Come summertime, Chicagoans tend to drift eastward toward the lake for beach BBQs and surreptitious drinking. I, meanwhile, don’t trust any natural body of water so close to a giant, disgusting major city, and so I prefer to immerse myself in the bright blue, heavily chlorinated waters of a Chicago public pool. Now, the words “Chicago public pool” sound like they would make Donald Trump wake up in the night in a cold sweat. And apparently they do the same for my fellow Chicagoans as well, because even the most popular pools are never all that crowded. And that’s fine—a bonus, even.

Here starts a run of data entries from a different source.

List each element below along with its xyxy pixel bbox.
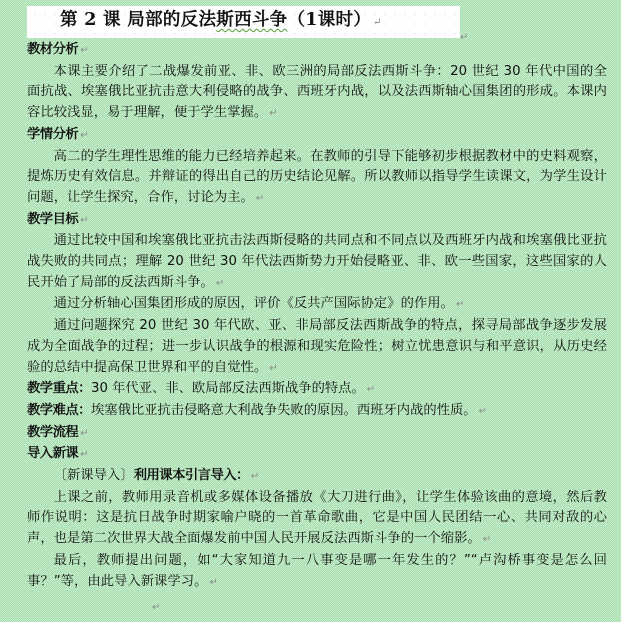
paragraph-mark-icon: ↵ bbox=[373, 17, 382, 28]
new-lesson-sub-heading: 〔新课导入〕利用课本引言导入：↵ bbox=[27, 466, 607, 488]
key-points-text: 30 年代亚、非、欧局部反法西斯战争的特点。 bbox=[91, 381, 365, 396]
paragraph-textbook-analysis: 本课主要介绍了二战爆发前亚、非、欧三洲的局部反法西斯斗争：20 世纪 30 年代… bbox=[27, 62, 607, 125]
section-heading-teaching-process: 教学流程↵ bbox=[27, 423, 607, 445]
new-lesson-sub-title: 利用课本引言导入： bbox=[134, 468, 249, 483]
paragraph-mark-icon: ↵ bbox=[456, 299, 464, 310]
document-body[interactable]: 教材分析↵ 本课主要介绍了二战爆发前亚、非、欧三洲的局部反法西斯斗争：20 世纪… bbox=[27, 40, 607, 593]
difficult-points-text: 埃塞俄比亚抗击侵略意大利战争失败的原因。西班牙内战的性质。 bbox=[91, 403, 477, 418]
section-heading-teaching-goals: 教学目标↵ bbox=[27, 210, 607, 232]
paragraph-mark-icon: ↵ bbox=[269, 363, 277, 374]
paragraph-mark-icon: ↵ bbox=[479, 406, 487, 417]
paragraph-mark-icon: ↵ bbox=[269, 108, 277, 119]
paragraph-mark-icon: ↵ bbox=[209, 577, 217, 588]
difficult-points-line: 教学难点：埃塞俄比亚抗击侵略意大利战争失败的原因。西班牙内战的性质。↵ bbox=[27, 401, 607, 423]
section-heading-new-lesson-intro: 导入新课↵ bbox=[27, 444, 607, 466]
paragraph-new-lesson-2: 最后，教师提出问题，如“大家知道九一八事变是哪一年发生的？”“卢沟桥事变是怎么回… bbox=[27, 551, 607, 593]
paragraph-new-lesson-1: 上课之前，教师用录音机或多媒体设备播放《大刀进行曲》，让学生体验该曲的意境，然后… bbox=[27, 488, 607, 551]
paragraph-mark-icon: ↵ bbox=[80, 215, 88, 226]
title-main: 局部的反法 bbox=[127, 10, 216, 30]
section-heading-student-analysis: 学情分析↵ bbox=[27, 125, 607, 147]
paragraph-mark-icon: ↵ bbox=[256, 193, 264, 204]
paragraph-teaching-goal-3: 通过问题探究 20 世纪 30 年代欧、亚、非局部反法西斯战争的特点，探寻局部战… bbox=[27, 316, 607, 379]
paragraph-student-analysis: 高二的学生理性思维的能力已经培养起来。在教师的引导下能够初步根据教材中的史料观察… bbox=[27, 147, 607, 210]
paragraph-mark-icon: ↵ bbox=[80, 45, 88, 56]
paragraph-mark-icon: ↵ bbox=[483, 534, 491, 545]
paragraph-teaching-goal-1: 通过比较中国和埃塞俄比亚抗击法西斯侵略的共同点和不同点以及西班牙内战和埃塞俄比亚… bbox=[27, 231, 607, 294]
paragraph-teaching-goal-2: 通过分析轴心国集团形成的原因，评价《反共产国际协定》的作用。↵ bbox=[27, 294, 607, 316]
difficult-points-label: 教学难点： bbox=[27, 403, 91, 418]
title-main-spellcheck: 斯西斗争 bbox=[216, 10, 287, 30]
paragraph-mark-icon: ↵ bbox=[80, 449, 88, 460]
paragraph-mark-icon: ↵ bbox=[152, 602, 160, 613]
paragraph-mark-icon: ↵ bbox=[251, 471, 259, 482]
key-points-label: 教学重点： bbox=[27, 381, 91, 396]
title-prefix: 第 2 课 bbox=[60, 10, 127, 30]
new-lesson-sub-label: 〔新课导入〕 bbox=[54, 468, 134, 483]
title-suffix: （1课时） bbox=[287, 10, 371, 30]
paragraph-mark-icon: ↵ bbox=[216, 278, 224, 289]
section-heading-textbook-analysis: 教材分析↵ bbox=[27, 40, 607, 62]
document-title: 第 2 课 局部的反法斯西斗争（1课时）↵ bbox=[60, 8, 382, 35]
key-points-line: 教学重点：30 年代亚、非、欧局部反法西斯战争的特点。↵ bbox=[27, 379, 607, 401]
paragraph-mark-icon: ↵ bbox=[367, 384, 375, 395]
paragraph-mark-icon: ↵ bbox=[80, 428, 88, 439]
paragraph-mark-icon: ↵ bbox=[80, 130, 88, 141]
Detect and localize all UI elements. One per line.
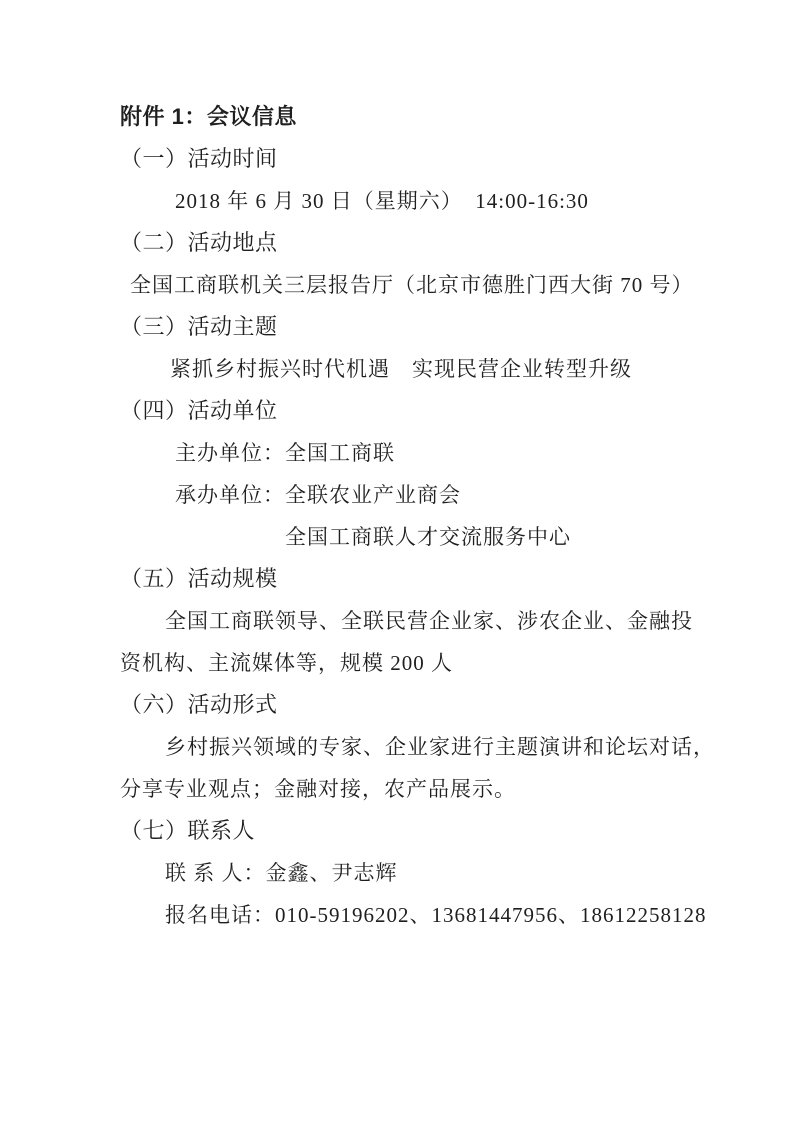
body-line-scale-2: 资机构、主流媒体等，规模 200 人 [120, 642, 700, 684]
section-heading-activity-scale: （五）活动规模 [120, 558, 700, 600]
body-line-scale-1: 全国工商联领导、全联民营企业家、涉农企业、金融投 [120, 600, 700, 642]
section-heading-activity-location: （二）活动地点 [120, 222, 700, 264]
body-line-format-1: 乡村振兴领域的专家、企业家进行主题演讲和论坛对话， [120, 726, 700, 768]
body-line-activity-location: 全国工商联机关三层报告厅（北京市德胜门西大街 70 号） [120, 264, 700, 306]
body-line-organizer-unit-2: 全国工商联人才交流服务中心 [120, 516, 700, 558]
section-heading-activity-theme: （三）活动主题 [120, 306, 700, 348]
page-title: 附件 1：会议信息 [120, 96, 700, 138]
body-line-contact-phones: 报名电话：010-59196202、13681447956、1861225812… [120, 894, 700, 936]
section-heading-contacts: （七）联系人 [120, 810, 700, 852]
body-line-format-2: 分享专业观点；金融对接，农产品展示。 [120, 768, 700, 810]
section-heading-activity-time: （一）活动时间 [120, 138, 700, 180]
section-heading-activity-organizers: （四）活动单位 [120, 390, 700, 432]
body-line-host-unit: 主办单位：全国工商联 [120, 432, 700, 474]
body-line-organizer-unit: 承办单位：全联农业产业商会 [120, 474, 700, 516]
section-heading-activity-format: （六）活动形式 [120, 684, 700, 726]
body-line-contact-names: 联 系 人：金鑫、尹志辉 [120, 852, 700, 894]
document-content: 附件 1：会议信息 （一）活动时间 2018 年 6 月 30 日（星期六） 1… [0, 0, 800, 936]
body-line-activity-time: 2018 年 6 月 30 日（星期六） 14:00-16:30 [120, 180, 700, 222]
document-page: 附件 1：会议信息 （一）活动时间 2018 年 6 月 30 日（星期六） 1… [0, 0, 800, 1131]
body-line-activity-theme: 紧抓乡村振兴时代机遇 实现民营企业转型升级 [120, 348, 700, 390]
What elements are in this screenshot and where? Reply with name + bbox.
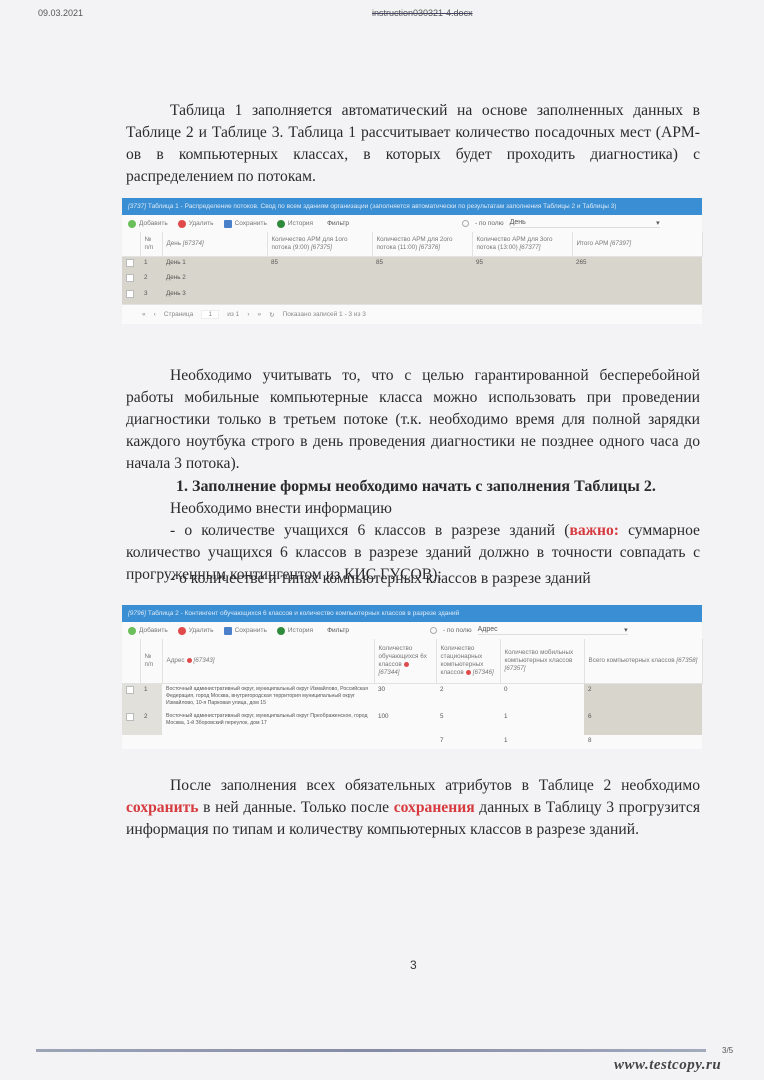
select-all-header (122, 639, 140, 683)
document-filename: instruction030321-4.docx (372, 8, 473, 18)
last-page-icon[interactable]: » (257, 311, 261, 318)
refresh-icon[interactable]: ↻ (269, 311, 274, 319)
intro-paragraph: Таблица 1 заполняется автоматический на … (126, 100, 700, 188)
save-icon (224, 220, 232, 228)
table2-history-button[interactable]: История (277, 627, 313, 635)
table1-search[interactable]: - по полю День▾ (462, 219, 660, 228)
add-icon (128, 627, 136, 635)
page-number: 3 (410, 958, 417, 972)
table2-search-field-select[interactable]: Адрес▾ (478, 626, 628, 635)
table-row[interactable]: 1 День 1 85 85 95 265 (122, 256, 702, 272)
table1-search-field-select[interactable]: День▾ (510, 219, 660, 228)
table1-title-bar: [3737] Таблица 1 - Распределение потоков… (122, 198, 702, 215)
table1-toolbar: Добавить Удалить Сохранить История Фильт… (122, 215, 702, 232)
table-row[interactable]: 3 День 3 (122, 288, 702, 304)
col-num: № п/п (140, 639, 162, 683)
table2-toolbar: Добавить Удалить Сохранить История Фильт… (122, 622, 702, 639)
important-label: важно: (569, 522, 619, 539)
saving-emphasis: сохранения (394, 799, 475, 816)
col-mobile: Количество мобильных компьютерных классо… (500, 639, 584, 683)
table1-add-button[interactable]: Добавить (128, 220, 168, 228)
delete-icon (178, 627, 186, 635)
bullet-classes: - о количестве и типах компьютерных клас… (126, 568, 700, 590)
add-icon (128, 220, 136, 228)
search-icon (462, 220, 469, 227)
chevron-down-icon: ▾ (624, 626, 628, 634)
table2-grid: [9796] Таблица 2 - Контингент обучающихс… (122, 605, 702, 749)
table2-delete-button[interactable]: Удалить (178, 627, 214, 635)
col-total-classes: Всего компьютерных классов [67358] (584, 639, 702, 683)
row-checkbox[interactable] (126, 290, 134, 298)
save-emphasis: сохранить (126, 799, 198, 816)
col-stream2: Количество АРМ для 2ого потока (11:00) [… (372, 232, 472, 256)
table2: № п/п Адрес[67343] Количество обучающихс… (122, 639, 703, 749)
table2-add-button[interactable]: Добавить (128, 627, 168, 635)
table-row[interactable]: 2 День 2 (122, 272, 702, 288)
table2-save-button[interactable]: Сохранить (224, 627, 267, 635)
totals-row: 7 1 8 (122, 735, 702, 749)
save-paragraph: После заполнения всех обязательных атриб… (126, 775, 700, 841)
table1-delete-button[interactable]: Удалить (178, 220, 214, 228)
row-checkbox[interactable] (126, 274, 134, 282)
table2-title-bar: [9796] Таблица 2 - Контингент обучающихс… (122, 605, 702, 622)
row-checkbox[interactable] (126, 686, 134, 694)
required-icon (466, 670, 471, 675)
chevron-down-icon: ▾ (656, 219, 660, 227)
required-icon (404, 662, 409, 667)
row-checkbox[interactable] (126, 259, 134, 267)
col-stream3: Количество АРМ для 3ого потока (13:00) [… (472, 232, 572, 256)
col-total: Итого АРМ [67397] (572, 232, 702, 256)
first-page-icon[interactable]: « (142, 311, 146, 318)
footer-url (36, 1046, 706, 1054)
table1-save-button[interactable]: Сохранить (224, 220, 267, 228)
history-icon (277, 627, 285, 635)
save-icon (224, 627, 232, 635)
table1: № п/п День [67374] Количество АРМ для 1о… (122, 232, 703, 304)
delete-icon (178, 220, 186, 228)
page-header: 09.03.2021 instruction030321-4.docx (0, 8, 764, 22)
table1-filter-button[interactable]: Фильтр (327, 220, 349, 227)
records-shown: Показано записей 1 - 3 из 3 (283, 311, 366, 318)
print-date: 09.03.2021 (38, 8, 83, 18)
section-line: Необходимо внести информацию (170, 498, 700, 520)
strikethrough-url (36, 1049, 706, 1052)
page-count: 3/5 (722, 1046, 733, 1055)
table1-history-button[interactable]: История (277, 220, 313, 228)
watermark: www.testcopy.ru (614, 1057, 721, 1074)
table-row[interactable]: 2 Восточный административный округ, муни… (122, 711, 702, 735)
col-stationary: Количество стационарных компьютерных кла… (436, 639, 500, 683)
next-page-icon[interactable]: › (247, 311, 249, 318)
section-heading: 1. Заполнение формы необходимо начать с … (176, 478, 656, 496)
search-icon (430, 627, 437, 634)
required-icon (187, 658, 192, 663)
col-num: № п/п (140, 232, 162, 256)
page-input[interactable]: 1 (201, 310, 219, 319)
col-students: Количество обучающихся 6х классов[67344] (374, 639, 436, 683)
prev-page-icon[interactable]: ‹ (154, 311, 156, 318)
col-stream1: Количество АРМ для 1ого потока (9:00) [6… (267, 232, 372, 256)
table1-grid: [3737] Таблица 1 - Распределение потоков… (122, 198, 702, 324)
table1-pager: « ‹ Страница 1 из 1 › » ↻ Показано запис… (122, 304, 702, 324)
table2-filter-button[interactable]: Фильтр (327, 627, 349, 634)
select-all-header (122, 232, 140, 256)
table2-search[interactable]: - по полю Адрес▾ (430, 626, 628, 635)
note-paragraph: Необходимо учитывать то, что с целью гар… (126, 365, 700, 475)
table-row[interactable]: 1 Восточный административный округ, муни… (122, 683, 702, 711)
history-icon (277, 220, 285, 228)
row-checkbox[interactable] (126, 713, 134, 721)
col-day: День [67374] (162, 232, 267, 256)
col-address: Адрес[67343] (162, 639, 374, 683)
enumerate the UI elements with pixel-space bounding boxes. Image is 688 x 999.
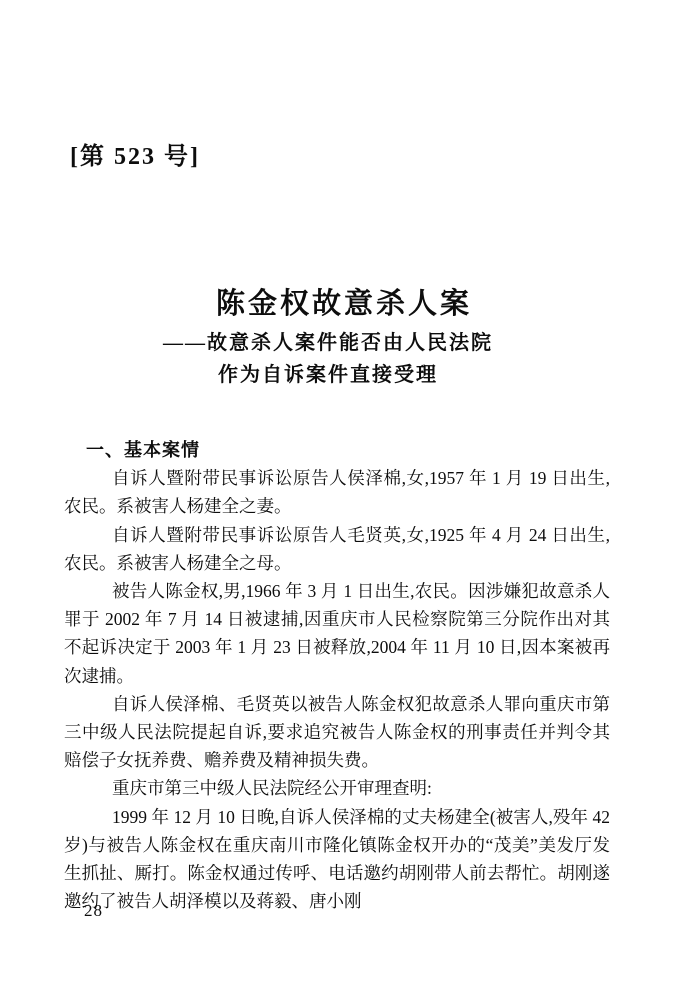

I have by no means been to all of them, and my favorites are two old standbys: the Holstein Park pool, with its large, actually deep deep end, and the Humboldt Park public pool, which has a goddamn waterslide. They’re free, they’re clean, and the water’s always nice. Smell that? That’s chlorine and infrastructure. Breathe it in.
There are people who drink varietals of wine based on the outside temperature levels: deep cabernets and malbecs in the winter months, then the wine color gets lighter as the temperature rises. I happen to be one of those people—I could never drink pinot noir in August—but my favorite summer beverage is the lightest of them all. Vinho verde comes to us from Portugal, and is a light, fizzy white wine that’s all-out perfect for the summer months. It even has a lower-alcohol content—so it’s not as intense as a straight-up chardonnay—with an effervescence that makes you feel festive just by pouring it into a glass. So use a champagne flute, why not: It’s like drinking champagne at domestic beer prices. My favorite, Gazela, has a citrusy flavor that sauvignon blanc fans will find familiar. That one retails for under $10, but you can even pick up Espiral at Trader Joe’s for as little as $5. This fabulous drink will be as unfashionable as white pants as soon as Labor Day hits, so enjoy it while you can.
Years ago, my brother, my cousin, and their friends happened upon a YouTube video starring the Zooperstars, a touring troupe of performers in inflatable animal costumes who entertain between innings, during intermissions, and at halftimes in athletic venues across the country. The act is objectively corny—and they were told so, to their squishy faces, multiple times in their run on America’s Got Talent. But anything that enrages Piers Morgan gets a pass in my book, as does the dad-joke-level wordplay that goes into the characters’ names: Clammy Sosa, Snail Earnhardt Jr., Nomar Garciaparrot, and so on. Having now seen the Zooperstars in person, during a recent match-up between the Frontier League’s Schaumburg Boomers and Washington Wild Things, I can confirm they’re corny as hell, but definitely worth the price of admission to a minor-league baseball game. Please believe me when I tell you that seeing Clammy Sosa eat a guy (then barf up his clothes, then barf up the guy) is going to be one of the highlights of my summer. And you don’t have to take my word for it: You can also go by the genuine shrieks of delight that emitted from my entire party whenever the Zooperstars hit the field. Just look at our faces in this snapshot with the Zooperstars’ bird in the press squawks, Harry Canary. Holy caw! (Please accept this write-up as a tacit Staff Pick for the following: minor-league baseball in Midwestern suburbs, lax public-transit restrictions on alcohol consumption, and hating the stinking guts of sanctimonious television personalities who can’t stop tweeting about all the feet they want to fuck.)